A primeira parceria entre autor e diretor foi em Dancin’ Days (1978). Protagonizada por Sonia Braga, a novela se tornou um fenômeno nacional ao retratar a ascensão das discotecas e mudanças comportamentais do Brasil do fim dos anos 1970. Dez anos depois, os dois deixaram mais uma marca da televisão com a primeira versão de Vale Tudo (1988). Considerada o ponto máximo da parceria, o folhetim é até hoje uma das maiores novelas da história da teledramaturgia, discutindo corrupção, ética e desigualdade social, eternizando personagens como Odete Roitman.
Já nos anos 2000, a dupla voltou a trabalhar junta em Celebridade (2003), com Malu Mader e Cláudia Abreu.
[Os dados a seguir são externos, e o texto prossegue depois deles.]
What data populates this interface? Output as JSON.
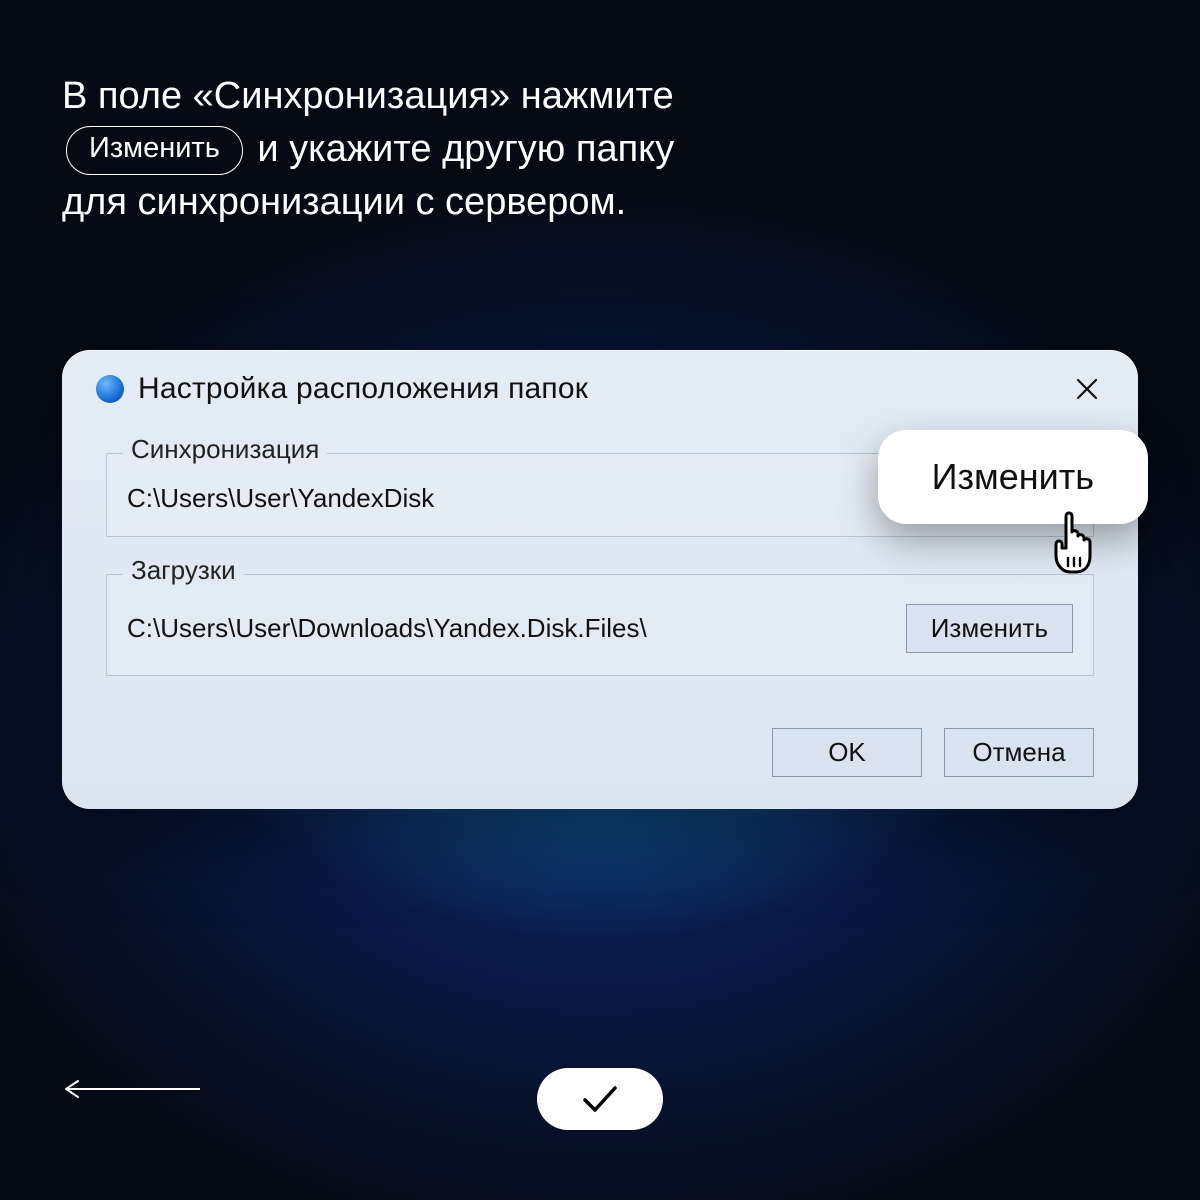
{
  "instruction": {
    "line1_before": "В поле «Синхронизация» нажмите",
    "pill_label": "Изменить",
    "line2_after": " и укажите другую папку",
    "line3": "для синхронизации с сервером."
  },
  "dialog": {
    "title": "Настройка расположения папок",
    "sync": {
      "legend": "Синхронизация",
      "path": "C:\\Users\\User\\YandexDisk",
      "change_label": "Изменить"
    },
    "downloads": {
      "legend": "Загрузки",
      "path": "C:\\Users\\User\\Downloads\\Yandex.Disk.Files\\",
      "change_label": "Изменить"
    },
    "ok_label": "OK",
    "cancel_label": "Отмена"
  }
}
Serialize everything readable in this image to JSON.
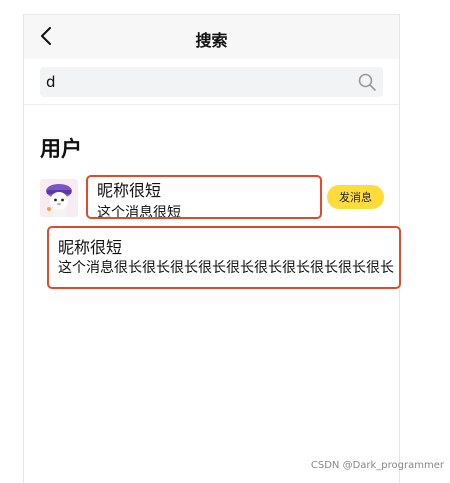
{
  "navbar": {
    "title": "搜索",
    "back_icon": "chevron-left-icon"
  },
  "search": {
    "value": "d",
    "icon": "search-icon"
  },
  "section": {
    "title": "用户"
  },
  "user": {
    "nickname": "昵称很短",
    "message": "这个消息很短",
    "action_label": "发消息",
    "avatar": "avatar-icon"
  },
  "long_item": {
    "nickname": "昵称很短",
    "message": "这个消息很长很长很长很长很长很长很长很长很长很长"
  },
  "watermark": "CSDN @Dark_programmer",
  "colors": {
    "accent": "#ffdc3a",
    "highlight": "#e04b2e",
    "navbar_bg": "#f7f7f7",
    "search_bg": "#f2f3f5"
  }
}
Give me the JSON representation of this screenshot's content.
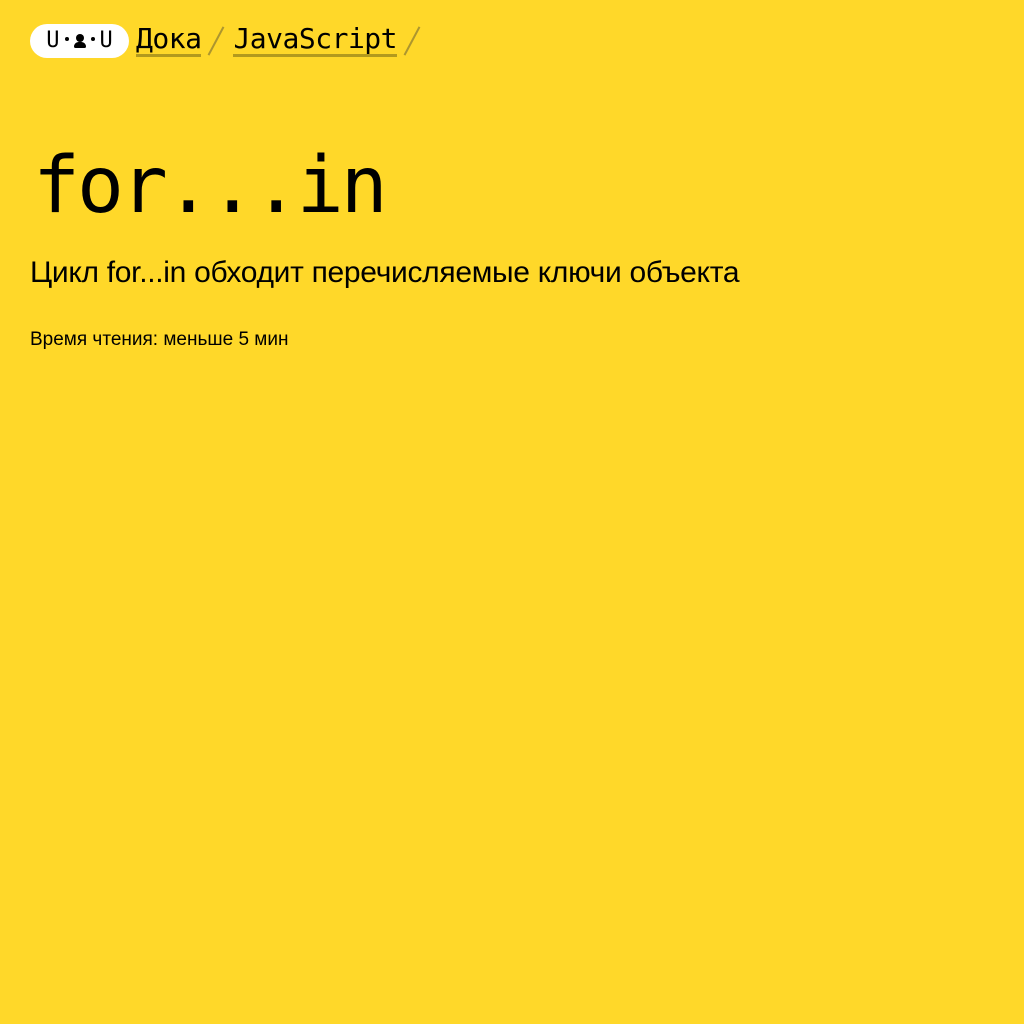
{
  "header": {
    "logo": {
      "left": "U",
      "right": "U",
      "icon": "doka-face-logo"
    },
    "breadcrumbs": [
      {
        "label": "Дока"
      },
      {
        "label": "JavaScript"
      }
    ],
    "separator_icon": "slash-separator-icon"
  },
  "article": {
    "title": "for...in",
    "lead": "Цикл for...in обходит перечисляемые ключи объекта",
    "reading_time": "Время чтения: меньше 5 мин"
  },
  "colors": {
    "background": "#ffd829",
    "text": "#000000",
    "logo_background": "#ffffff"
  }
}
Uma crítica ao universo da fama e da cultura das celebridades, antecipando debates sobre exposição midiática e obsessão por notoriedade. A ultima grande parceria de Dennis e Gilberto, Insensato Coração (2011) manteve marcas clássicas da dupla: personagens moralmente ambíguos, conflitos contemporâneos e um olhar crítico sobre poder e status social.
Já no formato de séries, os dois colocaram seus nomes no retrato de uma juventude sob a ditadura militar em Anos Rebeldes (1992), que se tornou uma das produções mais emblemáticas da TV por unir memória histórica e drama geracional.